Parties interested in this effort are encouraged to participate in ASTM’s E44.25 Heat Metering Subcommittee.
For further information on standards development or ASTM membership, please contact:
- Kristy Straiton (firstname.lastname@example.org or 610-832-9640), ASTM E44 Staff Manager
- James Critchfield (email@example.com, 202-343-9442), ASTM E44.25 Heat Metering Subcommittee Chair
About the Proposed Standard
What is a Heat Meter?
A heat meter is a device or instrument that measures the heat absorbed or given up by a heat-conveying fluid across a heat exchange circuit. Three principal subcomponents constitute a complete heat metering instrument: a pair of matched temperature sensors, a fluid flow sensor, and a calculator.
What Will a U.S. Heat Metering Standard Define?
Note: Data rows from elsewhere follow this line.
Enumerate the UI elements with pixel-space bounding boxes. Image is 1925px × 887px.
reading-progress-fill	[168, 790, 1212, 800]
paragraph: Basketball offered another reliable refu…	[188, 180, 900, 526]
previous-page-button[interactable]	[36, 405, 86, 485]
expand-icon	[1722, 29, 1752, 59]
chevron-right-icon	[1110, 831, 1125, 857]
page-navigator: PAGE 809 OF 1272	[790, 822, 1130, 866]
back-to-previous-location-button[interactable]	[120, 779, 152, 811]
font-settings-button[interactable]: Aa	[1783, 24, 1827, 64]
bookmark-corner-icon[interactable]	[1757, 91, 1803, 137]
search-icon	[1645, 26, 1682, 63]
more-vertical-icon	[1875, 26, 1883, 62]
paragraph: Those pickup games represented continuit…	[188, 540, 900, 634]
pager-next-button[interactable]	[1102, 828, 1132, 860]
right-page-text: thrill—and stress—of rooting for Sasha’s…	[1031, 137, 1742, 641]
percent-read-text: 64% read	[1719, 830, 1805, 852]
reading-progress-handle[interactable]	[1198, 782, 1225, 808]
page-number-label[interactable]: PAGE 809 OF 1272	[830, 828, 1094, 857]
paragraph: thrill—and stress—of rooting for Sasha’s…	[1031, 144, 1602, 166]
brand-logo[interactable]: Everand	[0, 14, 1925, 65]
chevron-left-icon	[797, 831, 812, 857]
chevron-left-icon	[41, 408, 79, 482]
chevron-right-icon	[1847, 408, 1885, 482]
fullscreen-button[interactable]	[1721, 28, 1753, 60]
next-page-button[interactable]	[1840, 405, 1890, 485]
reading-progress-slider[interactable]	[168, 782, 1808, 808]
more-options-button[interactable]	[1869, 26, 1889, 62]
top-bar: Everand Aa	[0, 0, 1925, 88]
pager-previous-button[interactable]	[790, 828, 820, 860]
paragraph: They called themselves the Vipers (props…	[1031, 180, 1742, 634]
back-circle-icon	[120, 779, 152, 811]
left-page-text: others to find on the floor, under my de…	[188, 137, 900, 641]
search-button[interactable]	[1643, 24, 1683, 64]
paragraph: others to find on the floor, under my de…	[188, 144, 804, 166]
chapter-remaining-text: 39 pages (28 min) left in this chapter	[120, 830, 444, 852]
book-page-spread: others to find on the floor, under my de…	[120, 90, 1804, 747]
The proposed standard will define the general performance (accuracy) and operational characteristics for hydronic heat meter instrumentation. The scope of the standard does not currently address steam metering.
Why Standardize Heat Meter Instrumentation?
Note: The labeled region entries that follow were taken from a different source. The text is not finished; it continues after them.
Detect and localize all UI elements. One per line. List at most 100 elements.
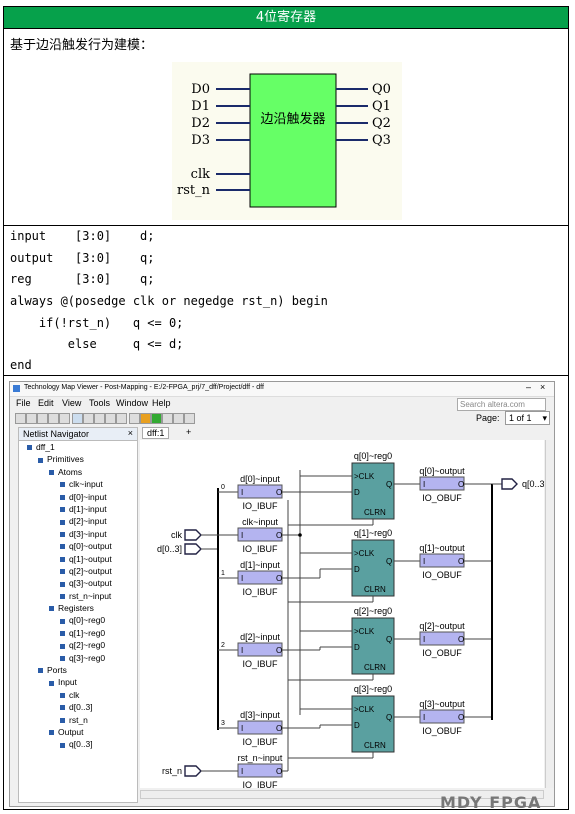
navigator-item[interactable]: clk xyxy=(19,690,137,702)
code-line: always @(posedge clk or negedge rst_n) b… xyxy=(10,294,328,308)
tree-node-icon xyxy=(60,519,65,525)
forward-icon[interactable] xyxy=(26,413,37,424)
add-tab-icon[interactable]: + xyxy=(186,427,191,437)
filter-icon[interactable] xyxy=(116,413,127,424)
navigator-item[interactable]: q[3]~reg0 xyxy=(19,653,137,665)
bus-index: 0 xyxy=(221,484,225,491)
vertical-scrollbar[interactable] xyxy=(545,440,554,788)
settings-icon[interactable] xyxy=(162,413,173,424)
pin-label: CLRN xyxy=(364,585,386,594)
navigator-item[interactable]: clk~input xyxy=(19,479,137,491)
fit-icon[interactable] xyxy=(94,413,105,424)
navigator-item[interactable]: dff_1 xyxy=(19,442,137,454)
buffer-type: IO_IBUF xyxy=(242,587,278,597)
navigator-item[interactable]: d[2]~input xyxy=(19,516,137,528)
navigator-item-label: d[0..3] xyxy=(69,702,93,713)
navigator-item[interactable]: d[1]~input xyxy=(19,504,137,516)
find-icon[interactable] xyxy=(59,413,70,424)
tree-node-icon xyxy=(60,631,65,637)
screenshot-section: Technology Map Viewer - Post-Mapping - E… xyxy=(4,376,568,811)
menu-file[interactable]: File xyxy=(16,398,31,408)
output-label: Q1 xyxy=(372,99,391,114)
color-icon[interactable] xyxy=(140,413,151,424)
navigator-tree: dff_1 Primitives Atoms clk~input d[0]~input d… xyxy=(19,442,137,752)
navigator-item[interactable]: Input xyxy=(19,677,137,689)
pin-label: O xyxy=(458,557,464,566)
search-input[interactable]: Search altera.com xyxy=(457,398,546,411)
page-title: 4位寄存器 xyxy=(4,7,568,29)
menu-edit[interactable]: Edit xyxy=(38,398,54,408)
pin-label: D xyxy=(354,565,360,574)
navigator-item[interactable]: q[3]~output xyxy=(19,578,137,590)
tree-node-icon xyxy=(49,606,54,612)
export-icon[interactable] xyxy=(173,413,184,424)
navigator-item-label: q[0]~reg0 xyxy=(69,615,106,626)
netlist-navigator: Netlist Navigator × dff_1 Primitives Atoms… xyxy=(18,427,138,803)
pin-label: O xyxy=(458,635,464,644)
navigator-item-label: d[3]~input xyxy=(69,528,107,539)
menu-help[interactable]: Help xyxy=(152,398,171,408)
menu-view[interactable]: View xyxy=(62,398,81,408)
navigator-item[interactable]: d[3]~input xyxy=(19,529,137,541)
navigator-item[interactable]: Primitives xyxy=(19,454,137,466)
navigator-item[interactable]: Ports xyxy=(19,665,137,677)
buffer-name: d[3]~input xyxy=(240,710,280,720)
pin-label: O xyxy=(276,646,282,655)
page-select[interactable]: 1 of 1 ▾ xyxy=(505,411,550,425)
navigator-item[interactable]: q[0..3] xyxy=(19,739,137,751)
tree-node-icon xyxy=(60,494,65,500)
chevron-down-icon: ▾ xyxy=(542,413,547,423)
tab-dff[interactable]: dff:1 xyxy=(142,427,170,439)
close-icon[interactable]: × xyxy=(128,428,133,438)
navigator-item-label: rst_n~input xyxy=(69,590,112,601)
buffer-name: d[0]~input xyxy=(240,474,280,484)
pin-label: O xyxy=(276,574,282,583)
print-icon[interactable] xyxy=(48,413,59,424)
navigator-item[interactable]: Output xyxy=(19,727,137,739)
tree-node-icon xyxy=(60,556,65,562)
navigator-item[interactable]: rst_n~input xyxy=(19,591,137,603)
input-label: D3 xyxy=(191,133,210,148)
tree-node-icon xyxy=(60,693,65,699)
pin-label: I xyxy=(423,480,425,489)
menu-window[interactable]: Window xyxy=(116,398,148,408)
tree-node-icon xyxy=(60,618,65,624)
tree-node-icon xyxy=(38,457,43,463)
junction xyxy=(298,533,302,537)
bus-index: 2 xyxy=(221,642,225,649)
navigator-item[interactable]: rst_n xyxy=(19,715,137,727)
run-icon[interactable] xyxy=(151,413,162,424)
pin-label: I xyxy=(241,646,243,655)
navigator-item[interactable]: q[0]~reg0 xyxy=(19,615,137,627)
app-icon xyxy=(13,385,20,392)
tree-node-icon xyxy=(60,507,65,513)
navigator-item[interactable]: Atoms xyxy=(19,467,137,479)
navigator-item-label: q[0]~output xyxy=(69,541,112,552)
menu-tools[interactable]: Tools xyxy=(89,398,110,408)
navigator-item[interactable]: q[2]~reg0 xyxy=(19,640,137,652)
buffer-type: IO_OBUF xyxy=(422,648,462,658)
navigator-item[interactable]: d[0]~input xyxy=(19,492,137,504)
document-table: 4位寄存器 基于边沿触发行为建模： 边沿触发器 D0 D1 D2 D3 clk rst_n… xyxy=(3,6,569,810)
netlist-icon[interactable] xyxy=(129,413,140,424)
navigator-item[interactable]: Registers xyxy=(19,603,137,615)
navigator-item[interactable]: q[1]~output xyxy=(19,554,137,566)
navigator-item-label: q[1]~output xyxy=(69,553,112,564)
select-icon[interactable] xyxy=(72,413,83,424)
close-icon[interactable]: × xyxy=(540,382,545,392)
navigator-item-label: Primitives xyxy=(47,454,84,465)
hand-icon[interactable] xyxy=(105,413,116,424)
refresh-icon[interactable] xyxy=(37,413,48,424)
zoom-icon[interactable] xyxy=(83,413,94,424)
bus-index: 3 xyxy=(221,720,225,727)
navigator-item[interactable]: d[0..3] xyxy=(19,702,137,714)
navigator-item[interactable]: q[2]~output xyxy=(19,566,137,578)
navigator-item[interactable]: q[0]~output xyxy=(19,541,137,553)
block-label: 边沿触发器 xyxy=(260,111,325,127)
grid-icon[interactable] xyxy=(184,413,195,424)
watermark: MDY FPGA xyxy=(440,793,542,812)
back-icon[interactable] xyxy=(15,413,26,424)
tree-node-icon xyxy=(60,705,65,711)
minimize-icon[interactable]: – xyxy=(526,382,531,392)
navigator-item[interactable]: q[1]~reg0 xyxy=(19,628,137,640)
A U.S. heat metering standard would promote a quality market for heat meter instrumentation by allowing manufacturers to meet a single stated performance (accuracy) level for their products. Consequently, manufacturers would no longer compete in the market on accuracy, but instead compete on product cost and other features.
A U.S. heat metering standard would also support consumers in choosing a meter that best meets their project measurement needs. Heat meter standardization would allow for accurate attribution of the energy, financial, and environmental benefits generated from thermal energy sources and renewable heating and cooling technologies.
Additionally, standardization would instill confidence in parties who exchange payments for useful energy delivery and could support greater confidence in the deployment of renewable heating and cooling technologies through innovative third-party financial structures such as energy purchase contracts. This benefit also extends to several states that have included thermal energy as an eligible resource under state renewable portfolio standard (RPS) policies and states that have implemented performance-based incentives to develop renewable thermal markets.